Kristen Fortney, Mehmood Khan, Jamie Justice, Nathan Cheng, Karl Pfleger weighed in on the business side of the field. Join us as we explore how the business of rejuvenation is progressing.

Longevity Advocacy in 2025: The Expert Roundup

Developing the technology is one thing, but that needs to be accompanied with effective advocacy. There are many misconceptions and objections to treating aging as a medical issue. We need strong advocacy to educate people and build social acceptance.

Andrew Steele, Melissa King, Bernard Siegel, Dylan Livingston, Adam Gries, and Anastasia Egorova shared their thoughts. Check out how longevity advocacy performed in 2025.

LRI was at the Longevity Biomarkers Competition

LRI President Keith Comito recently spoke at the Longevity Biomarkers Competition in Infinita City in Roatán, Honduras. The “living laboratory” event saw researchers, innovators, entrepreneurs, artists, and biohackers exploring the future of longevity science.

Keith is a technology inventor who has developed digital biomarker tools using face, body, and voice data. In his presentation, he suggested that these non-invasive “functional biomarkers” may solve a key challenge in aging research. They could provide reliable, treatment-sensitive signs of biological age for clinical trials.

Prioritizing audio/video-based biomarkers could deliver quick wins and drive broader adoption. For example, most dementia cases go undiagnosed because doctors rarely screen for it. However, voice-based technology has the potential to detect dementia early. Paired with new drugs, it may reduce progression and yield major economic benefits.

In addition to chronic conditions, this diagnostic potential also applies to infectious diseases. During the COVID-19 pandemic, Keith worked on projects surrounding vocal diagnostics of the disease using Convolutional Neural Networks (CNNs).

CNN-based vocal diagnostics can detect infectious diseases like COVID-19 by analyzing vocal cord and respiratory features. These models reportedly outperformed antigen tests versus PCR, detecting even asymptomatic cases with high specificity. They work because COVID affects the nervous system, so models can detect subtly altered vocal cord vibrations rather than relying on phlegm.

This may be useful for other conditions that affect the neurological system, such as Alzheimer’s disease. In fact, it may have broad applications for a variety of diseases that have a subtle influence on the voice.

Non-invasive functional biomarkers, if developed properly, could become a useful accompaniment to traditional medical screening.
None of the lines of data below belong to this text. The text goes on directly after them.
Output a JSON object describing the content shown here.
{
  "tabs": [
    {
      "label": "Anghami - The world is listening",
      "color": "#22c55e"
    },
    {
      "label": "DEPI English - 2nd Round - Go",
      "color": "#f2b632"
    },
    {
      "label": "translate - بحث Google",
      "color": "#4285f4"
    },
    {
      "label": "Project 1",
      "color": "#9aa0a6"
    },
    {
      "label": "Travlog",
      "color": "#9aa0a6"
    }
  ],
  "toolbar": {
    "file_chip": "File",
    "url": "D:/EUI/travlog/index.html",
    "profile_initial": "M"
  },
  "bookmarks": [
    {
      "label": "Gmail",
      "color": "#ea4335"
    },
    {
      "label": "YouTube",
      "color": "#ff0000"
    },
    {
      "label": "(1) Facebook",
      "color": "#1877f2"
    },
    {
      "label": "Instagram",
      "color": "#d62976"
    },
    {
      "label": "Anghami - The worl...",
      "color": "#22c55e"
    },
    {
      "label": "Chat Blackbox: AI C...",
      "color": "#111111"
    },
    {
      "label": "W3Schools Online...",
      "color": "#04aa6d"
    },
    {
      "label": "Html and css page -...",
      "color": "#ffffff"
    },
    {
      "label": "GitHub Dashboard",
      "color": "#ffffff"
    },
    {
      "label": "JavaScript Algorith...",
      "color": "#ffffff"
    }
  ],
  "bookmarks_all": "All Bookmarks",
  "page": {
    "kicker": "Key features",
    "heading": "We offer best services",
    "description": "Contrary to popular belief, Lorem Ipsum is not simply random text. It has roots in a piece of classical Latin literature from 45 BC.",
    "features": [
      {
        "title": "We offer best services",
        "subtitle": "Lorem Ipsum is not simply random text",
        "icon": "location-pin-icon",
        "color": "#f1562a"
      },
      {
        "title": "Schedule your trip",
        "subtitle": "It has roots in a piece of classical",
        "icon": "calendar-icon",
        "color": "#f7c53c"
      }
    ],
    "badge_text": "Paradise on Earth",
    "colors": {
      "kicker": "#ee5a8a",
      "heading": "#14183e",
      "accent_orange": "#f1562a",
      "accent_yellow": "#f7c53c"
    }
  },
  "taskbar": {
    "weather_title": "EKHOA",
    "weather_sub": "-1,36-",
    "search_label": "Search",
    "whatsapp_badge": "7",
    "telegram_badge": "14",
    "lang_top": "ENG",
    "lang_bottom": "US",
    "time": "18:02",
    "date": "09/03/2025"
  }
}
In the future, it isn’t hard to imagine something akin to the Star Trek medical tricorder using these technologies.

Rapamycin and exercise clinical trial results

We are delighted to see that Dr. Brad Stanfield has had his manuscript accepted. LRI (at the time Lifespan.io) supported Brad’s fundraising efforts to get this clinical trial launched.

Congratulations to Brad, and we are glad we were able to help. We look forward to seeing the published results of his rapamycin clinical trial.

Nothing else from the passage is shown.